Before deciding on a menu, we looked at numbers released by the American Farm Bureau Federation, which has tracked the cost of a "classic" Thanksgiving dinner for the past 24 years.
The average cost of a feast for a family of 10 in 2008 (the latest numbers available) rang in at $44.61, up $2.35 over the previous year. Perhaps not surprisingly, turkey gobbled up the biggest portion of that price increase, probably because of higher feed and fuel costs. The federation figured the average cost was $1.19 per pound, up about 9 cents a pound from 2007.
The economic news is not all bad: Taking into consideration the cost of inflation over time, the real dollar cost of the meal is down 8 percent since 1988.
But like nervous Wall Street investors, the home cook's mood is swinging toward a new frugality. Thumb through glossy food magazines, and the platters seem less laden, the table settings reflect a minimalist's perspective and the menu ingredients tend to be less extravagant.
As America's holiday meal has ever-so-slowly drifted through fascinations with chipotle pepper mashed potatoes or Brussels sprouts plucked straight from the stalk, maybe the gourmet enthusiasts among us have tried a little too hard to put their own quirky stamp on the holiday.
This year, use the traditional menu as inspiration. Instead of larding the stuffing with pricey pancetta and pine nuts, turn to celery to offer classic crunch and cost-cutting cachet. Find a Thanksgiving menu that includes slightly updated classics: peas with bacon, a sweet potato mash, fresh cranberry relish and made-from-scratch buttermilk biscuits.
WORTH ITS SALT
Brining the bird has become all the rage with home cooks. Fans insist submerging the bird under salted water for 12 to 18 hours locks in moisture.

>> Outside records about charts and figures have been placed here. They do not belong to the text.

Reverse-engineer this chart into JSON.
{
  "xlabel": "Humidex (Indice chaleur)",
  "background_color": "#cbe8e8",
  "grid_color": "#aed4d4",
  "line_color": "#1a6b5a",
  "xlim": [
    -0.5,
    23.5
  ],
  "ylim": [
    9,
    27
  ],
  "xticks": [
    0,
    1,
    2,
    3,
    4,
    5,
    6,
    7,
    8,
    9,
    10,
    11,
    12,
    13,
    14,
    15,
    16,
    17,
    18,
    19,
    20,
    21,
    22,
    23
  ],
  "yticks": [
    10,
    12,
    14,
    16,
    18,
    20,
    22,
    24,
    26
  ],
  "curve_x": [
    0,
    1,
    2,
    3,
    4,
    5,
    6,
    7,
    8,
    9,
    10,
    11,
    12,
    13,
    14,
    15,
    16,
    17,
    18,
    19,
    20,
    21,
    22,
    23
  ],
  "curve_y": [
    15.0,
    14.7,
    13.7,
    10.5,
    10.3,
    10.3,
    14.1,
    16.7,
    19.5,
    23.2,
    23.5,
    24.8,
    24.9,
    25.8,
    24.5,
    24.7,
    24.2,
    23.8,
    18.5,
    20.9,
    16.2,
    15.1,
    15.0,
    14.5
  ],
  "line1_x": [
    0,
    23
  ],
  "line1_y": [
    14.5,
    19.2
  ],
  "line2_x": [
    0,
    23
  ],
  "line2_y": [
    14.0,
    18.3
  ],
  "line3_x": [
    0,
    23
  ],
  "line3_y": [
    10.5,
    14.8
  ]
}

But the process of maneuvering the bird into a vessel large enough to submerge it under salt water is cumbersome. Kudos to the wise marketer who created plastic bags big enough to hold the bird. Still, a recipe for dry brining seemed worth investigation.

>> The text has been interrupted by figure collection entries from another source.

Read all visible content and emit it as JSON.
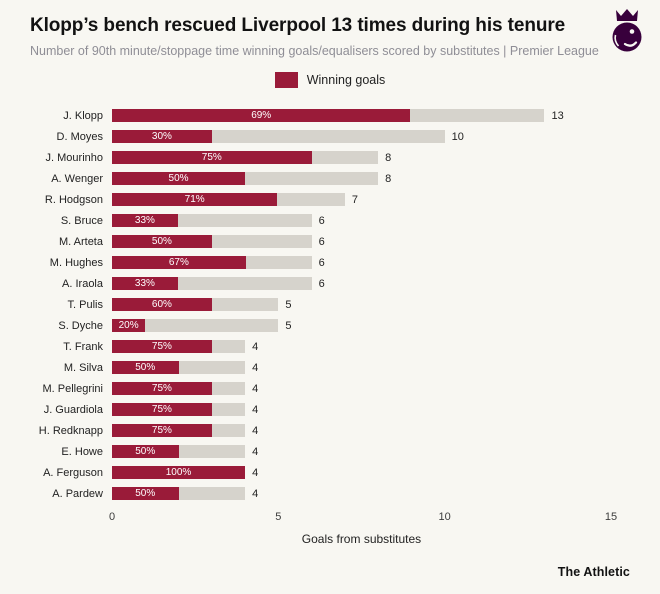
{
  "header": {
    "title": "Klopp’s bench rescued Liverpool 13 times during his tenure",
    "subtitle": "Number of 90th minute/stoppage time winning goals/equalisers scored by substitutes | Premier League"
  },
  "legend": {
    "label": "Winning goals"
  },
  "colors": {
    "accent": "#9a1b39",
    "bar_remainder": "#d6d3cc",
    "premier_league_purple": "#38003c",
    "background": "#f8f7f2"
  },
  "chart_data": {
    "type": "bar",
    "orientation": "horizontal",
    "title": "Klopp’s bench rescued Liverpool 13 times during his tenure",
    "subtitle": "Number of 90th minute/stoppage time winning goals/equalisers scored by substitutes | Premier League",
    "xlabel": "Goals from substitutes",
    "xlim": [
      0,
      15
    ],
    "x_ticks": [
      0,
      5,
      10,
      15
    ],
    "legend": [
      "Winning goals"
    ],
    "legend_position": "top-center",
    "grid": false,
    "rows": [
      {
        "manager": "J. Klopp",
        "total": 13,
        "winning_pct": 69
      },
      {
        "manager": "D. Moyes",
        "total": 10,
        "winning_pct": 30
      },
      {
        "manager": "J. Mourinho",
        "total": 8,
        "winning_pct": 75
      },
      {
        "manager": "A. Wenger",
        "total": 8,
        "winning_pct": 50
      },
      {
        "manager": "R. Hodgson",
        "total": 7,
        "winning_pct": 71
      },
      {
        "manager": "S. Bruce",
        "total": 6,
        "winning_pct": 33
      },
      {
        "manager": "M. Arteta",
        "total": 6,
        "winning_pct": 50
      },
      {
        "manager": "M. Hughes",
        "total": 6,
        "winning_pct": 67
      },
      {
        "manager": "A. Iraola",
        "total": 6,
        "winning_pct": 33
      },
      {
        "manager": "T. Pulis",
        "total": 5,
        "winning_pct": 60
      },
      {
        "manager": "S. Dyche",
        "total": 5,
        "winning_pct": 20
      },
      {
        "manager": "T. Frank",
        "total": 4,
        "winning_pct": 75
      },
      {
        "manager": "M. Silva",
        "total": 4,
        "winning_pct": 50
      },
      {
        "manager": "M. Pellegrini",
        "total": 4,
        "winning_pct": 75
      },
      {
        "manager": "J. Guardiola",
        "total": 4,
        "winning_pct": 75
      },
      {
        "manager": "H. Redknapp",
        "total": 4,
        "winning_pct": 75
      },
      {
        "manager": "E. Howe",
        "total": 4,
        "winning_pct": 50
      },
      {
        "manager": "A. Ferguson",
        "total": 4,
        "winning_pct": 100
      },
      {
        "manager": "A. Pardew",
        "total": 4,
        "winning_pct": 50
      }
    ]
  },
  "footer": {
    "brand": "The Athletic"
  }
}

Simply put, just rub the turkey with the salt mixture and let it sit in the refrigerator, uncovered, overnight. The skin will look a bit dehydrated when it comes out of the fridge, but the results coming out of the oven are prettier and delicious.
The salt it takes to dry brine ( 1/4 cup) is less expensive than those silly brining "kits," and although brining can never be a low-sodium recipe, the sodium is manageable for most.
Keep in mind that turkey is one of the most inexpensive meats you can buy, so it makes sense to buy a huge one and make casseroles to freeze with the extra meat. But if convenience is important, you might not want to get up at 5 a.m. to put a Humvee bird in the oven.
The general rule of thumb: 1 pound of turkey per person. Add a half pound per person if you want loads of leftovers. A 12- to 14-pound bird is our favorite size because it's not too heavy to hoist and it doesn't take all day to cook.
RELYING ON STAPLES
Flipping through the November 2008 issue of Martha Stewart Living, we found an unusual stuffing featuring canned peaches. Now, how clever is that?
Canned peaches are a pantry staple in many households, and they are an inexpensive ingredient. And the average kid would surely vote for peaches over fresh chestnuts or exotic mushrooms.
Forget the pancetta, pine nuts, goat cheese and chestnuts. These gourmet ingredients can add up fast. Peaches, on the other hand, are pretty straightforward. At least until you read the ingredient list.
High-fructose corn syrup?
We did a side-by-side taste test comparing peaches in heavy syrup to "lite" peaches packed in a solution of pear concentrate and sugar. We couldn't discern a difference, so while lite cost a few cents more per ounce, we felt obliged to skip the added calories.
Opting to go with fresh herbs rather than dry is another slightly higher expense but one that made a world of difference in the flavor. Find a friend with a garden, and barter for a few sprigs. You'll save a bunch.
For a thifty cook, potatoes are about possibilities: They can be paired with whatever you happen to have on hand. A simple pat of butter will do, or add snips of chives and fresh herbs if you're feeling flush.
A clever two-potato mash is a delicious way to satisfy the starch controversy that inevitably pops up at most Thanksgiving tables. Sweet potatoes are not only higher in overall nutrition than regular potatoes, but they also lend a lovely light orange color and make a milder, kid-friendly side dish.
Instead of letting the leftovers languish in the refrigerator, mold them into patties and sizzle in the skillet for breakfast the next morning.